Qu'y a-t-il de commun entre le lait, Kappel et Luscher? Les fins connaisseurs de l'histoire suisse savent que le chaudron de Kappel contenait une soupe de lait, dans laquelle les soldats confédérés trempèrent leur pain en attendant que les arbitres règlent le conflit entre le canton de Zurich, fraîchement réformé et déjà impérial, et cinq cantons catholiques au lieu-dit Kappel. Nous étions le 8 juin 1529. Une légende, qui appartient au mythes fondateurs de la Suisse, note l'encyclopédie en ligne wikipedia.

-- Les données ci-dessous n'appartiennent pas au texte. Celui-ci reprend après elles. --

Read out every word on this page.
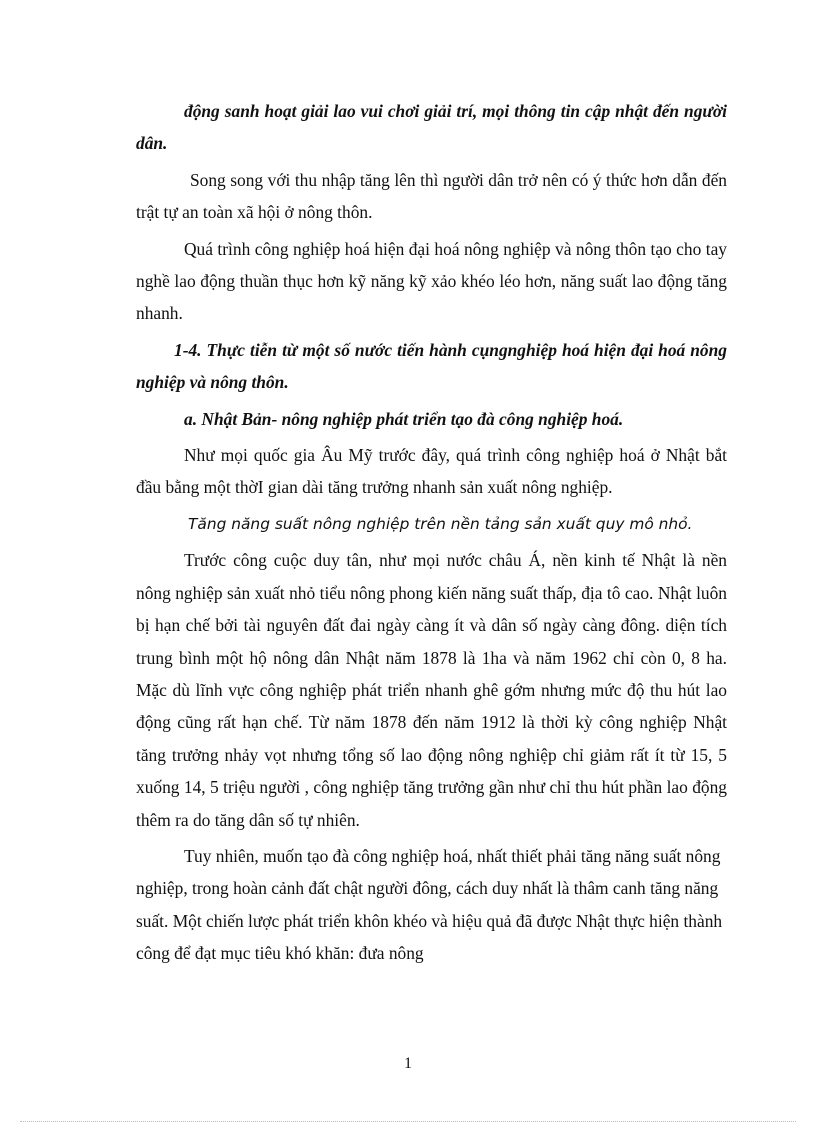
động sanh hoạt giải lao vui chơi giải trí, mọi thông tin cập nhật đến người dân.

Song song với thu nhập tăng lên thì người dân trở nên có ý thức hơn dẫn đến trật tự an toàn xã hội ở nông thôn.

Quá trình công nghiệp hoá hiện đại hoá nông nghiệp và nông thôn tạo cho tay nghề lao động thuần thục hơn kỹ năng kỹ xảo khéo léo hơn, năng suất lao động tăng nhanh.

1-4. Thực tiễn từ một số nước tiến hành cụngnghiệp hoá hiện đại hoá nông nghiệp và nông thôn.

a. Nhật Bản- nông nghiệp phát triển tạo đà công nghiệp hoá.

Như mọi quốc gia Âu Mỹ trước đây, quá trình công nghiệp hoá ở Nhật bắt đầu bằng một thờI gian dài tăng trưởng nhanh sản xuất nông nghiệp.

Tăng năng suất nông nghiệp trên nền tảng sản xuất quy mô nhỏ.

Trước công cuộc duy tân, như mọi nước châu Á, nền kinh tế Nhật là nền nông nghiệp sản xuất nhỏ tiểu nông phong kiến năng suất thấp, địa tô cao. Nhật luôn bị hạn chế bởi tài nguyên đất đai ngày càng ít và dân số ngày càng đông. diện tích trung bình một hộ nông dân Nhật năm 1878 là 1ha và năm 1962 chỉ còn 0, 8 ha. Mặc dù lĩnh vực công nghiệp phát triển nhanh ghê gớm nhưng mức độ thu hút lao động cũng rất hạn chế. Từ năm 1878 đến năm 1912 là thời kỳ công nghiệp Nhật tăng trưởng nhảy vọt nhưng tổng số lao động nông nghiệp chỉ giảm rất ít từ 15, 5 xuống 14, 5 triệu người , công nghiệp tăng trưởng gần như chỉ thu hút phần lao động thêm ra do tăng dân số tự nhiên.

Tuy nhiên, muốn tạo đà công nghiệp hoá, nhất thiết phải tăng năng suất nông nghiệp, trong hoàn cảnh đất chật người đông, cách duy nhất là thâm canh tăng năng suất. Một chiến lược phát triển khôn khéo và hiệu quả đã được Nhật thực hiện thành công để đạt mục tiêu khó khăn: đưa nông

1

Et Luscher? Rien à voir. Le Genevois était inconnu outre-Sarine - nonobstant son idylle avec Lolita Morena, dont le Blick s'était fait l'écho - jusqu'à ces derniers jours et son envie de Conseil fédéral. Un signe pourtant, au-delà de ce magistral coup de pub. L'avocat d'affaires, qui admet dans la Tribune de ce jour que son élection représenterait pour lui un sacrifice salarial - "mais le revenu des Conseillers fédéraux est confortable" - est le pur produit de cette suisse "embed", moderne et prospère, où l'on retrouve pêle-mêle, la finance, le tic-tac horloger et la vache en ses alpages.
Or la finance est en crise, l'horlogerie bat de l'aile et la vache se porte très mal depuis quelque temps. Du côté des céréaliers, on broie aussi du très noir. Quant aux avocats d'affaire, nul plan de licenciements annoncé, la crise semble faire leur beurre autant que la surchauffe.
A Kappel, aujourd'hui même, se réunissent les producteurs de lait de 14 pays européens, le moral dans les chaussettes, le bas de laine plat comme une crèpe sans beurre. Tous sont confrontés à la chute des prix consécutive à une surproduction ravageuse et à la désolidarisation des producteurs - les gros ont abandonnés les petits, livrés sans défense aux grands commerces depuis la disparition du contingentement laitier le 1er mai dernier. Pour Uniterre, syndicat minoritaire, mais représentatif des petits et de l'esprit coopératif, qui diffuse un communiqué, l'heure est plus que jamais à la résistance.
Dans son édition de ce jour, Agri, le journal des paysans romands publie un billet d'humeur qui en dit long sur l'amertume qui envahit les campagnes: "Un litre de lait drink Past coûte 1,35 franc, alors que le litre de Coca se monte à 1,45 francs, quelle honte!"
Comble de l'ironie, Luscher, qui a été adoubé par l'UDC, est l'associé d'un autre célèbre avocat, connu entre autre pour broyer dans l'encre de sa plume magnifique les derniers paysans hérités du plan Wahlen et du temps où coopératives, kibboutz et kolkhozes avaient le vent en poupe. C'était au siècle dernier.
Ce siècle marche au pas de la mondialisation. A bientôt 50 centimes le litre à la production, le prix du lait est tombé en Suisse au niveau des années soixante, se plaint l'auteur anonyme du billet d'humeur du journal Agri. Qui ne dit pas que ce prix est encore le double de celui pratiqué en Europe.
La règle du marché est la même pour tous, répondront les Luscher boys: Si le prix ne couvre plus vos frais de production, abandonnez! La baisse de la production finira par rétablir un prix d'équilibre suffisamment lucratif pour les grands exploitations qui ont su rationnaliser leur production. C'est exactement comme ça que Coca peut vendre son soda 1,45 francs. Conclusion provisoire: mort aux vaches!
La photo ci-dessous diffusée par Uniterre ne manque pas de sel. Nos monts indépendants sont bientôt prêts à chercher refuge sous la poule européenne. ALEA jacta est!